Objective: To compare short-term and long-term cardiovascular disease (CVD) risk scores and prevalence of metabolic syndrome in HIV-infected adults receiving and not receiving antiretroviral therapy (ART) to HIV-negative controls.
Methods: A cross-sectional study including 151 HIV-infected, ART-naive, 150 HIV-infected on ART and 153 HIV-negative adults. Traditional cardiovascular risk factors were determined by standard investigations. The primary outcome was American College of Cardiology/American Heart Association Atherosclerotic CVD (ASCVD) Risk Estimator lifetime CVD risk score. Secondary outcomes were ASCVD 10-year risk, Framingham risk scores, statin indication and metabolic syndrome.
Results: Compared with HIV-negative controls, more HIV-infected adults on ART were classified as high lifetime CVD risk (34.7% vs 17.0%, p<0.001) although 10-year risk scores were similar, a trend which was similar across multiple CVD risk models.
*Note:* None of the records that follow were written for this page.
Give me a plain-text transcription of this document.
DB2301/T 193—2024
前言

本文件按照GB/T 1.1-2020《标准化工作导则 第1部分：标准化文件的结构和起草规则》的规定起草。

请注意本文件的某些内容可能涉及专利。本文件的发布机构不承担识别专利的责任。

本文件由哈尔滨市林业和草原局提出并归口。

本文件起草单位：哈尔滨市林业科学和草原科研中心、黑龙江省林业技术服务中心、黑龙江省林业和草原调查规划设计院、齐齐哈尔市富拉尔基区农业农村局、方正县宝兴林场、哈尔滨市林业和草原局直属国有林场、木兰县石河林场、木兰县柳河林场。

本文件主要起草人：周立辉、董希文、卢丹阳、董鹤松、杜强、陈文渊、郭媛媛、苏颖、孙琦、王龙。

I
In addition, HIV-infected adults on ART had a higher prevalence of metabolic syndrome versus HIV-negative controls (21.3% vs 7.8%, p=0.008), with two common clusters of risk factors. More than one-quarter (28.7%) of HIV-infected Tanzanian adults on ART meet criteria for statin initiation.
Conclusions: HIV-infected ART-treated individuals have high lifetime cardiovascular risk, and this risk seems to develop rapidly in the first 3-4 years of ART as does the development of clusters of metabolic syndrome criteria. These data identify a new subgroup of low short-term/high-lifetime risk HIV-infected individuals on ART who do not currently meet criteria for CVD risk factor modification but require further study.